I want to stress that I'm not arguing with you. My only reason for making this post is for others who may read this thread at some point in the future. The points you raise turn up here from time to time and offer the opportunity to illustrate the thinking behind iPhoto.
Neither does anything I say invalidate the approach taken by other developers. There are positives and negatives in every approach.
With respect, you're confusing your files with your data. There is no restriction whatever on the acces to your data with iPhoto. There's a very tiny limit on your access to the files.

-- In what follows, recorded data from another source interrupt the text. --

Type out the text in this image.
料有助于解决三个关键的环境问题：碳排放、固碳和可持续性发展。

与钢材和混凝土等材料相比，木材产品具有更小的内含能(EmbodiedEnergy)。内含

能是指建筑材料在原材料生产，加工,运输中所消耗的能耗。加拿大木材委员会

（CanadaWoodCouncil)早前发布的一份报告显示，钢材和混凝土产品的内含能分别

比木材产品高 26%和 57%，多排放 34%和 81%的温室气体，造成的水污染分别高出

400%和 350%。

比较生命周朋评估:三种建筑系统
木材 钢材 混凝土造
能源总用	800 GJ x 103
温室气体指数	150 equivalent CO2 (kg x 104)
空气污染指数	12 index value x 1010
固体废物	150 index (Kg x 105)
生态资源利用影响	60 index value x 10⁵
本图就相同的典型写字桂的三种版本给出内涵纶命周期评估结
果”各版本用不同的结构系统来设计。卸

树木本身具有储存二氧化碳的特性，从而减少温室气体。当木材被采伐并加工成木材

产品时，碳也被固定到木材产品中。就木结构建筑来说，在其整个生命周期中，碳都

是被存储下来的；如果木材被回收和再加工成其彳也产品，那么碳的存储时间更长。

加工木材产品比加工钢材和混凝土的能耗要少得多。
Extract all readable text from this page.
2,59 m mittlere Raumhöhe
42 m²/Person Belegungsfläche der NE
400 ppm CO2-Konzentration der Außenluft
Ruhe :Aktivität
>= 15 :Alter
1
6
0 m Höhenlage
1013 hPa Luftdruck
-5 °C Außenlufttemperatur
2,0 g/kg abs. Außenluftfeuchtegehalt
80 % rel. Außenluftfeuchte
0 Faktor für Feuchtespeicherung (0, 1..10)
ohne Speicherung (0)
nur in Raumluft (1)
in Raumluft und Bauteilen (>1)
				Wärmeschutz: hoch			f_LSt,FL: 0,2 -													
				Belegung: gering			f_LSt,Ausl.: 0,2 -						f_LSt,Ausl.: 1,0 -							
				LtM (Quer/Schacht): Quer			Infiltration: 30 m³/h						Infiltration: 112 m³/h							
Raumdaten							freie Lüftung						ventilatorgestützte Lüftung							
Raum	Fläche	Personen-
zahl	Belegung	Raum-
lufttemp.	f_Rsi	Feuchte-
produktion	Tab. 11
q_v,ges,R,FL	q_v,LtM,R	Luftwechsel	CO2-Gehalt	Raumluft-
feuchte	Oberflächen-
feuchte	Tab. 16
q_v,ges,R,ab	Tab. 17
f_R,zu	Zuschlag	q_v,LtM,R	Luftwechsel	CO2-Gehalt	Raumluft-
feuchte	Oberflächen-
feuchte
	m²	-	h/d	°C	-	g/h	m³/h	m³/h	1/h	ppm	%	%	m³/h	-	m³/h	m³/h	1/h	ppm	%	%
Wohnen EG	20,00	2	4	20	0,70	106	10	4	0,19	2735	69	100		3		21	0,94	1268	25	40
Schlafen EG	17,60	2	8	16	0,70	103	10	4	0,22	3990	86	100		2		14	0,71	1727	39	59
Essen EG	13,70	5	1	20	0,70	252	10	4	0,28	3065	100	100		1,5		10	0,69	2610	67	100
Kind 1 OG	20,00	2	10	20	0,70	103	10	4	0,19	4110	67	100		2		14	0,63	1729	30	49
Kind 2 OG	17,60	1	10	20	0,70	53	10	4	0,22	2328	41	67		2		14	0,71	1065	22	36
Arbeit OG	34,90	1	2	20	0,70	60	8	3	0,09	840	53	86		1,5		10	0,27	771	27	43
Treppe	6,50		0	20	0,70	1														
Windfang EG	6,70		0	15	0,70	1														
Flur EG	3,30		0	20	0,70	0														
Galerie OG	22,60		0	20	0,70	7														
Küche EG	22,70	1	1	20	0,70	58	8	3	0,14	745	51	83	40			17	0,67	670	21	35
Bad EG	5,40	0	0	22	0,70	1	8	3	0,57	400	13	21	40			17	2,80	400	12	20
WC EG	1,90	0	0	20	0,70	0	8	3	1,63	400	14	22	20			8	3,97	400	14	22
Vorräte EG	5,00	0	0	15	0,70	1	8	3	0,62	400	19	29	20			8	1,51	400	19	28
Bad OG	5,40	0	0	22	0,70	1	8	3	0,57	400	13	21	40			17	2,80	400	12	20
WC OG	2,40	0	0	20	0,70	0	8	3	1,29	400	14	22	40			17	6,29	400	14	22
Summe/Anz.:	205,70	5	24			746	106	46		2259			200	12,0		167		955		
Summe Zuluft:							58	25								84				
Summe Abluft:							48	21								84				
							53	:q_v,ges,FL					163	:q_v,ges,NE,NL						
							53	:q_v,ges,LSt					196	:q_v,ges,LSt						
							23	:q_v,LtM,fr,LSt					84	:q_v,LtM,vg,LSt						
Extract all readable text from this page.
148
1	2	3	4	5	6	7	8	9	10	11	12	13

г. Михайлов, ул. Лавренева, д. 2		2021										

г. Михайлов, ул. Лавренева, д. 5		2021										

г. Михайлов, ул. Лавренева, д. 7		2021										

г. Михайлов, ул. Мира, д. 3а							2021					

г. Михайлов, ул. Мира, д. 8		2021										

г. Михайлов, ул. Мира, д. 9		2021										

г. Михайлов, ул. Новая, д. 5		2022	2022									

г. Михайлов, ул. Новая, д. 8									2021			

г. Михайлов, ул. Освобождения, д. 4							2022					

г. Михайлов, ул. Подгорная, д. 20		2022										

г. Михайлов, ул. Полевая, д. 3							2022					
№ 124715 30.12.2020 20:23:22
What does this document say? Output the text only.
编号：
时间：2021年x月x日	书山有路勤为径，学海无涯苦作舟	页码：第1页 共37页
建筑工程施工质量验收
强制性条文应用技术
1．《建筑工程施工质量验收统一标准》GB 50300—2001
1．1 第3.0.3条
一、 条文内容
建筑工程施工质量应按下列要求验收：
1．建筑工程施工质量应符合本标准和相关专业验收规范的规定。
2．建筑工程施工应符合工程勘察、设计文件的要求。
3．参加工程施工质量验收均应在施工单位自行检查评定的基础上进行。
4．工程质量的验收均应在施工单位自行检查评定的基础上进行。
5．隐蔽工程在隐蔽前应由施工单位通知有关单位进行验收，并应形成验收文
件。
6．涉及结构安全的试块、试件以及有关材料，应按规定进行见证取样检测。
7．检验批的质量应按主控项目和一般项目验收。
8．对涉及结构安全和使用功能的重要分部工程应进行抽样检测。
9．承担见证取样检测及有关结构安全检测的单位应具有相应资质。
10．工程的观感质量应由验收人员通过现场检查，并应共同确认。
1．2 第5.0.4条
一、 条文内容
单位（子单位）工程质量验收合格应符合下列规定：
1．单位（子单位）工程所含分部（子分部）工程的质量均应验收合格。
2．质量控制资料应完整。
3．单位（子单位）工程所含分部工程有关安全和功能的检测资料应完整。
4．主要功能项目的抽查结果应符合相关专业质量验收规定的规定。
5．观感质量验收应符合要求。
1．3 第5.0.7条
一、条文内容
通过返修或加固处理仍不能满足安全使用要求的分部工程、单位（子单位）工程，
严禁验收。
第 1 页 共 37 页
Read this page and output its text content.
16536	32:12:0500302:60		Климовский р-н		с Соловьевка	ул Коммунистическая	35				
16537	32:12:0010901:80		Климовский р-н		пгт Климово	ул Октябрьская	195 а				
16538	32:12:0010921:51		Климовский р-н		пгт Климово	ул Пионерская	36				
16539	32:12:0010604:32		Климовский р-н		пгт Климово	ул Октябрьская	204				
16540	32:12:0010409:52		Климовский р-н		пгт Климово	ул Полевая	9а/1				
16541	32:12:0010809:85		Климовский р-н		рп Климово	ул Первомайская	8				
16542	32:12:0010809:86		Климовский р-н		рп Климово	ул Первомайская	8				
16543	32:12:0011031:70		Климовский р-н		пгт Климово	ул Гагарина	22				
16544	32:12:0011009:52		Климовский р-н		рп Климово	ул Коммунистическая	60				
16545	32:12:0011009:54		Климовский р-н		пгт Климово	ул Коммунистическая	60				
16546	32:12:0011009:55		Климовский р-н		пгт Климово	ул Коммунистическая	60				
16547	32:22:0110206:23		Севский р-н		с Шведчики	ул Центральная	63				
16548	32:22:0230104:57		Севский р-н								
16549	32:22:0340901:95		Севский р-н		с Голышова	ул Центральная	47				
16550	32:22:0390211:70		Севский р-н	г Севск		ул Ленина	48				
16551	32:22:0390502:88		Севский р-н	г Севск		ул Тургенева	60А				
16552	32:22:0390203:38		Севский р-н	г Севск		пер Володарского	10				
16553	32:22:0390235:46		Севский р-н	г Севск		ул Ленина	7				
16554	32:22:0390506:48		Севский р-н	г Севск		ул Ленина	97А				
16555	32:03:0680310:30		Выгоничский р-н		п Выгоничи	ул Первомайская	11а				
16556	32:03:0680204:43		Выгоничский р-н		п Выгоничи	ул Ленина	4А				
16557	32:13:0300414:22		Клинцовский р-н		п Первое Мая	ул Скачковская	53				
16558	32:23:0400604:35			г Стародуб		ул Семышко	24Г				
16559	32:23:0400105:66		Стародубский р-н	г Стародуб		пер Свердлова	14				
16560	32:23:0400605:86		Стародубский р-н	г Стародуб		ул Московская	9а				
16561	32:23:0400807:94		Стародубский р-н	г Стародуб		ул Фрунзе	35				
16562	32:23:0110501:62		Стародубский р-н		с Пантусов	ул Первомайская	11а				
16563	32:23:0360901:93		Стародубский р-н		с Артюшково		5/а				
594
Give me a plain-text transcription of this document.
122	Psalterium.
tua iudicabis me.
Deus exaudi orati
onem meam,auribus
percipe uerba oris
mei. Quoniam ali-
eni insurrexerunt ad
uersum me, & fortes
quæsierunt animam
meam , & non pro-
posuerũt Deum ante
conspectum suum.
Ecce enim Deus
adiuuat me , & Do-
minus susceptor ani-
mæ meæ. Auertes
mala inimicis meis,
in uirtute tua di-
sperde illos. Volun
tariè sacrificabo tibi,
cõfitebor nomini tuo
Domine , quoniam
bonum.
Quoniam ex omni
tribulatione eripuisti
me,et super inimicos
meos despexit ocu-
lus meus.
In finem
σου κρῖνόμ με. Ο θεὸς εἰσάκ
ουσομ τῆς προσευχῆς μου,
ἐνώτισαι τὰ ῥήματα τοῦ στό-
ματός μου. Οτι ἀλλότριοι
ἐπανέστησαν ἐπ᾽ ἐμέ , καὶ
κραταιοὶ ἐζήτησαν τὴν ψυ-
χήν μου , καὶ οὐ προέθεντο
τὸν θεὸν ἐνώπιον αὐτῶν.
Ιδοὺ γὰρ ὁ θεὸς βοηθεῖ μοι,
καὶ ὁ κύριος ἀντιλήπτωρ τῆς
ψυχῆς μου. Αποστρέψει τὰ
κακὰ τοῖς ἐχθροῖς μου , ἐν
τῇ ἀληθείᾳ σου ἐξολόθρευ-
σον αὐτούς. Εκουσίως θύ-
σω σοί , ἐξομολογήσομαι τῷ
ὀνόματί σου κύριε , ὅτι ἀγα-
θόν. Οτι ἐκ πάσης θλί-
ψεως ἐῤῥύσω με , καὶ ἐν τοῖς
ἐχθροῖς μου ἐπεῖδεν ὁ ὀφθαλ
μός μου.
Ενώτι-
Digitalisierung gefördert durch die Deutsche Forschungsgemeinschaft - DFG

Iphoto is a database. It's for folks who want to manage the data and are not so bothered about the files. Like iTunes. Like AddressBook etc etc etc
Here's the leap: A file is not the same thing as the data it contains. Your novel is not that Word doc, but the sentences that it contains. That mp3 file is not the song and that jpeg is not your photo.
So, import the photos, manage the photos, organise them, edit them, work with and use them in any way you want. Think photos. You never need to think files. Connect your camera, import. Everything you do is done via the interface. There is simply never a need to think files. Just think photos.
So this isn't actually true at all:
Generally, though, Apple restricts access to your photos to a few controlled ways.
Quite the opposite is true: Apple offers you more access to your Photos when using iPhoto (or Aperture) than just about any other method I have found - throughout the OS your Library is there and available in just about every app on your Mac. Even better, that access is organised by iPhoto. Search the iPhoto Library from within the Media Browser or the Dialogue. It's organisied by you on your system and a whole lot faster and more convenient.
I understand that this was done at some point between iPhoto v6 and v9 because of the number of people who were poking around in the folder structure and corrupting their database,
What was done was putting the files in the Library into a package. But here's the thing: the access to the photos didn't change at all. Rooting around in the Library folder was never supported. It was simply never the way to access those files.
Instead of treating the problem and making iPhoto more open and robust in allowing users and other programs to interact with their raw data, Apple chose instead to treat the sympton by restricting direct access to your own data except through specific programs and plug-ins. In case you haven't noticed, this bothers me.
Well - allowing that you're confusing files with data - this does illustrate a choice by the developers. Picasa, as you mention, allows you access the files (but a whole lot less access to the data) but to do this litters your Hard Disk with hundreds of invisible files created trying to track the location and changes you make. That's a design choice. Swings and roundabouts.
The folders names are asinine because they are meaningless to a user.
With respect, "asinine" is not the same as "meaningless", and frankly, just because you didn't get it a first go doesn't mean that others didn't.
But for a user, the moment at which they import their photos has no significance whatsoever and bears no connection to the content of the photos or the time and place at which they were taken.
Well there has to be some organising principle, the developers chose this one, and as the user never accesses these folders anyway, it's moot. It's like complaining about the colour coding of the wiring in your car - a driver never needs to access that.
What happens if your computer dies and you want to recover all your files onto a new machine without iPhoto?
That's what back ups are for. And if you're specifically thinking of recovering to a machine without iPhoto then you're going to have more problems than the date - what do you recover? Originals? Edited versions? Both? What about metadata? And remember, the date and times of the original photos are safe in the files.
Put another way, I know of no photo app on any system that will allow full data recovery onto another system without that app. The best any will offer is you get your files back. Some won't even give you your originals back. You can't recover your Lightroom catalogue to a system without LR, you can't recover your Aperture Library to a system without Aperture and you can't recover your Picasa Library to a system without Picasa. So, iPhoto is in pretty good company.
However, if you have a back up then recovering a full dataset to a system with iPhoto is trivial. (And is true of these other apps as well.)
Note too: that the case you mention is specifically about Disaster Recovery. Migration on to other apps is perfectly possible (albeit with the same limitations as other apps have too.)
But fundamentally we have different ideas of what's necessary and what's not. I think it's necessary to control how a program names, stores, and manipulates your files. You seem content to let iPhoto do all that its own way.
And that's why I say iPhoto is not for you. It's swings and roundabouts. For you, file management is important, for me, data management is. I just prefer to organise my photos rather than the files.
Again, I stress, my aim is not to argue with you but to respond to your points for the benefit (I hope) of folks who may read this thread in years to come.